When asked if the process had been a waste of police time, Det Ch Supt Gregory disagreed.
"This appears to have been done with the intention of influencing the global debate on climate change and ultimately that effects us all," he said.
"To not have done the best we could on this investigation would have been neglect.
"By any investigation standards around the country it's probably quite unique, in terms of the nature of the material obtained, the apparent purpose behind it and the overall circumstances.

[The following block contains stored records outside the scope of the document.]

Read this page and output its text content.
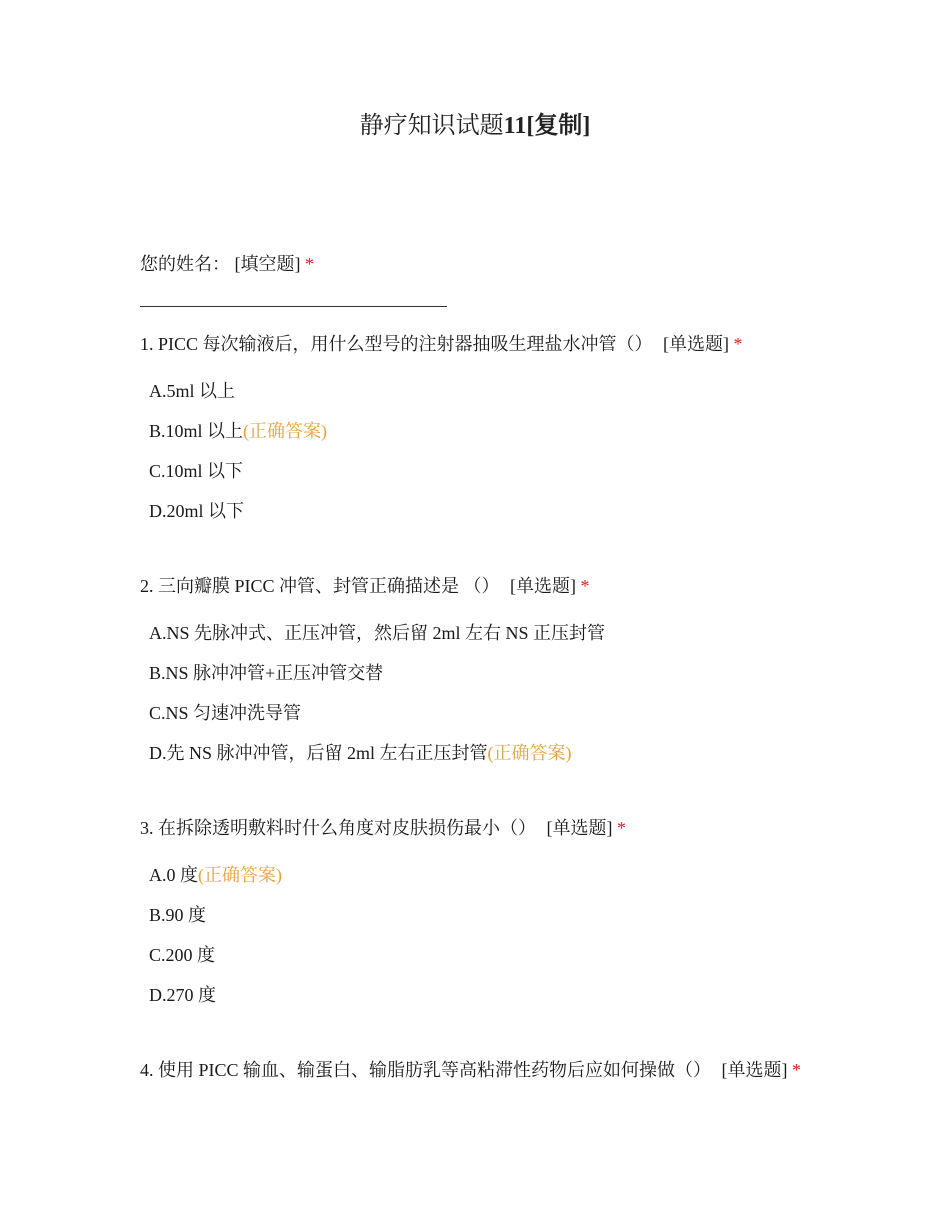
静疗知识试题11[复制]
您的姓名： [填空题] *
1. PICC 每次输液后，用什么型号的注射器抽吸生理盐水冲管（） [单选题] *
A.5ml 以上
B.10ml 以上(正确答案)
C.10ml 以下
D.20ml 以下
2. 三向瓣膜 PICC 冲管、封管正确描述是 （） [单选题] *
A.NS 先脉冲式、正压冲管，然后留 2ml 左右 NS 正压封管
B.NS 脉冲冲管+正压冲管交替
C.NS 匀速冲洗导管
D.先 NS 脉冲冲管，后留 2ml 左右正压封管(正确答案)
3. 在拆除透明敷料时什么角度对皮肤损伤最小（） [单选题] *
A.0 度(正确答案)
B.90 度
C.200 度
D.270 度
4. 使用 PICC 输血、输蛋白、输脂肪乳等高粘滞性药物后应如何操做（） [单选题] *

"We always set out with the objective of detecting the crime, so from a personal level it's very disappointing, but I do take solace from the fact that we have a clear idea of what took place."
Prof Edward Acton, the university's vice-chancellor, said the misinformation did real harm to public perceptions about the dangers of climate change.
The university's computer systems "would never be Fort Knox" but were more protected since the offence, he said.
"It was an appalling trauma for those in the storm but they sure have come through," he added.
No-one at the university was implicated in the offence.